The sad fact is, the common artist needs a day job to support their dream because a full-time job comes with difficulty and a freelance job isn't enough -- though it is a necessary evil for some. In my experience, it's often hard, pays shit, and isn't much respected in the career world unless you've seriously created a business of your endeavors. I've fallen somewhere between the intermediate and the professional, too small to consider myself a business, too busy and too talented and probably too prideful to consider myself amateur. However unideal the work, there is value in doing it anyway: I have truly enjoyed picking up some of the practical knowledge of pricing art, interpreting a client's vision and bringing it to life, and how to deal with the less-than-desirable folk who don't consider art as anything more viable than an amusing hobby.

The greatest advice I could offer to anyone who hasn't quite "made it" is not to let yourself stagnate. Whatever your material, whatever your medium, keep your mind sharp, study those who have been successful, and keep building your arsenal of new tricks. I force myself to treat art like a full-time job even if technically it's not in order to keep developing, to keep progressing, to keep learning a new skill or technique every single day. What comes of this is beneficial to me in more than just the sense that I become more skilled at my work, but if asked about the small gap in my employment history, what better way to fill it than by using my free time to show self-discipline, dedication, and a desire to improve and become more competitive.

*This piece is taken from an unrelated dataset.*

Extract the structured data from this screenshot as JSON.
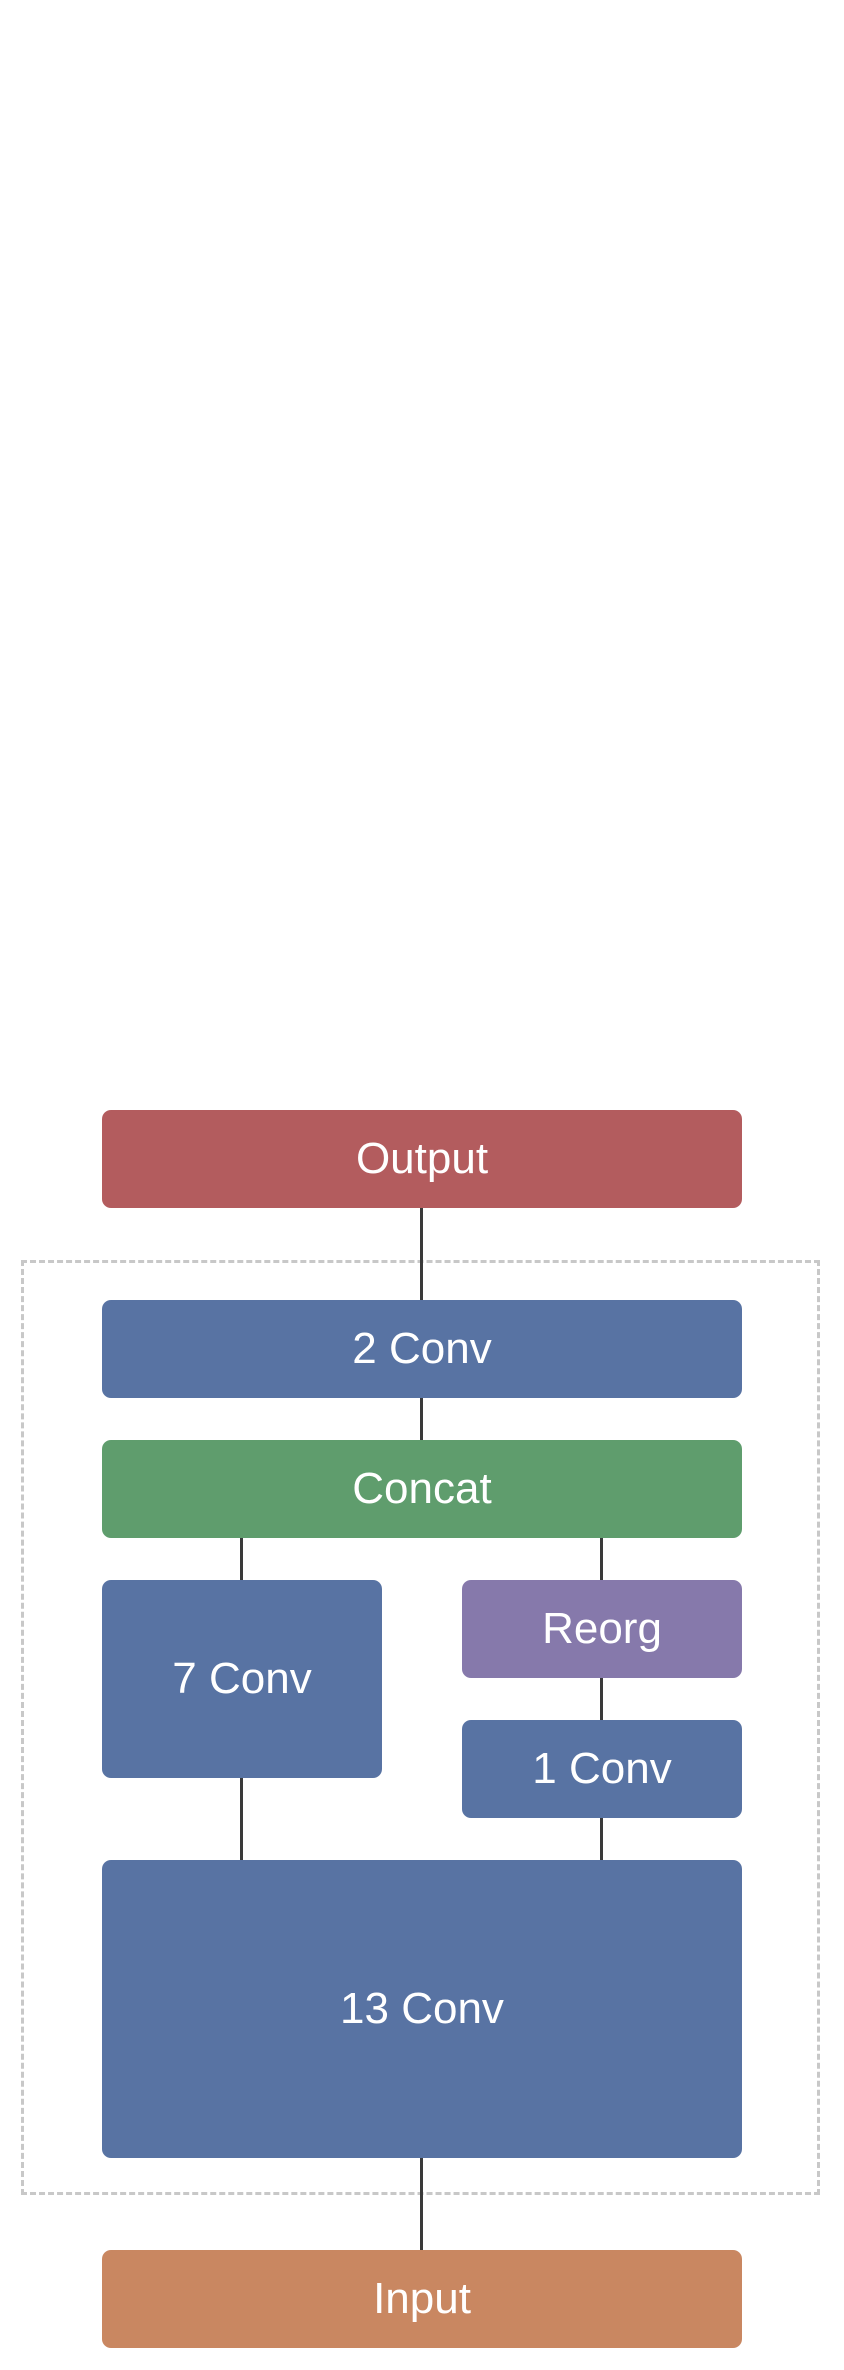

It's difficult to find optimism when it seems like you're being passed up. Seeing rejection after rejection can make a person in any metier feel like they should quit all together and find a new, more realistic and obtainable path, but the more I think about it, the more that I know that this is the story of producing art in general, just the way it's always been. This isn't my unique story as an artist. I struggle to stay impersonal, to take each rejection as fuel to better myself, but it's often said that the artist is his own worst critic, and I find that especially true for myself, but any artistically-inclined person knows very well the self-rejection that almost inevitably occurs when they hit that wall of development even before it becomes an issue of finding a job, when art really is still a fun hobby. There will almost always come a time when everything they produce is terrible, when it seems like every other artist is better and more talented, when your skills don't seem sufficient. The beauty is that that moment is when artists are inevitably made. That is the point of divergence. That is the make-or-break.  I don't often like to use quotes, but I think it's all too true: "Artists don't get down to work until the pain of working is exceeded by the pain of not working." And for me, the pain of not making art would be crippling. And so with that in mind, I'll keep going.